Joe Schmidt's Ireland no longer looks like a Joe Schmidt team.
Successful Schmidt sides - all of them up until 2019 - needed Johnny Sexton to guide them from the start, middle and glorious ending.
It’s an undisguisable fact central to the ongoing malaise.
“After Scotland we felt we were in a brilliant place, after Japan we were pretty low. Today, we did a job,” said Sexton before singing off the party hymn sheet once again.
Samoa next. One game at a time. He rarely avoids a pointed question: can Ireland reach the performance level needed to beat South Africa or New Zealand? Neither captain nor coach could answer with any clarity.
“Look,” said captain. “It’s very hard to say after a game like that.”
“I concur,” said coach.
The problem remains the same.
News of Joey Carbery’s “ankle irritation” was delivered via Japanese volunteers handing out team sheets. After a quick scramble to pigeon the information into wider consciousness everyone settled in for The Johnny Sexton Show.
Tactical decision: 40 minutes is all we were getting. 60 minutes is promised against the Samoans. Not a second more for Irish rugby’s porcelain doll to ensure 80 minutes is possible come the World Cup quarter-final.
After his latest calming tutorial in outhalf play, it’s more apparent than ever that any hope of this Ireland side going where no Irish team has ever been is dependent on Sexton’s fully flexible limbs and ligaments.
The risk will always be to remove him. There has been precious reward from using Jack Carty at this tournament. It's hardly the Connacht outhalf's fault. Capped age 27. Tossed into the Lion's den - The Ecopa in Shizuoka - for his first competitive start.
And now this. Carty was not tasked with guiding Ireland past Russia, a team ranked 20th in the world. Nothing of the sort. Sexton had delivered. Sexton had directed others here, there and everywhere for 40 crisp minutes that yielded one pretty and two ugly tries.
Right out the gate, he went big. The Rob Kearney try can be found on page one of a dog eared playbook.

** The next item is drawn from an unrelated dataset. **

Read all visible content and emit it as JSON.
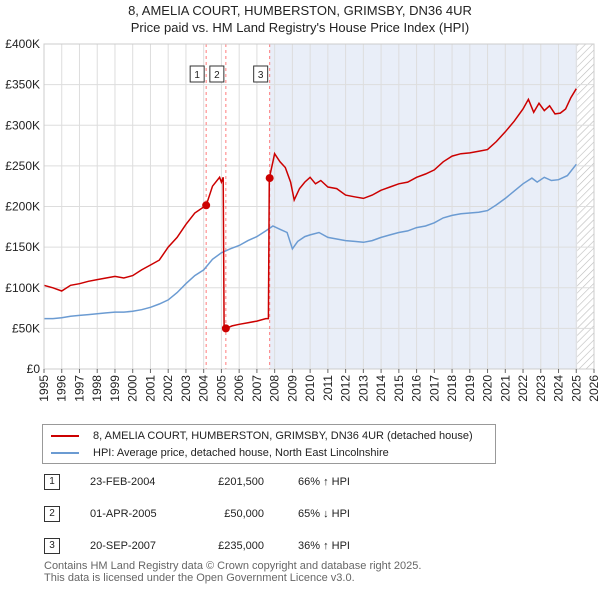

“I had a good feeling it was going to work,” said Sexton. “Why not use it when you can go 7-0 up?”
The Schmidt way, the Sexton way - which are one in the same - has never been complicated. It doesn’t matter if you can see it coming once it is executed correctly.
Sexton plucked the Peter O’Mahony try from his mind’s eye with a lovely toe-poke that ruined poor Kirill Golosnitskiy’s lower leg when wedged between post and Munster enforcer.
“Always the plan,” said Sexton of his half-time removal. “I’m good.”
It took Carty 21 increasingly nervy minutes before producing a moment of genuine class to deliver the vital bonus point. The chip over Russians - there seemed like no other way through them - bounced perfectly for Keith Earls to unleash Andrew Conway.
Irish sprinters finally burning grass.
Only then did the masses of green clad 20-somethings guarantee hoarse voices come breakfast. They JR-Railed towards The Misaki decked in party gear - every Irish cliché imaginable on view - with most of them not bothering to check the weather forecast. But they weren’t dampened by rain. The atrocious absence of penetrative rugby, once Sexton departed, muted them.
Not even Freddie Mercury’s loudspeaker yell could lift the collective spirit.
Ireland needed the frontrow reserves to muscle up a deeply frustrated showing by the Irish pack (Rhys Ruddock being fully exempt of criticism).
Carty has earned respect. On 75 minutes he showed real courage to clip a 22-metre drop goal into Bundee Aki's arms. This triggered the Garry Ringrose try.
Skills and party tricks aplenty, he has proved himself an ideal back up 10. Nothing more. Now he is building up all this experience, there are some fine years ahead on the international stage. Just not now.
Sexton utterly dominated the first half. Not so much his fearless distribution inside the danger zone or making full frontal tackles.
Not the masterful cross field kicks in quick succession to give Earls and Conway a scent of the try line. More so his chatter out the side of his mouth at breaks in play to accept an Aki request or wink at the intended receiver, and especially his organisation when the pack were still punching yards into the Russian defence.
"You can see him influencing what happens next," said Russia's Welsh coach Lyn Jones. "All credit to him. I can't believe he's 34. It feels like yesterday he was just starting his career."
Only a handful of outhalves on the planet can control and run a game as play is happening. Carbery looks like he is one already. Not that we have enough evidence to say this with certainty.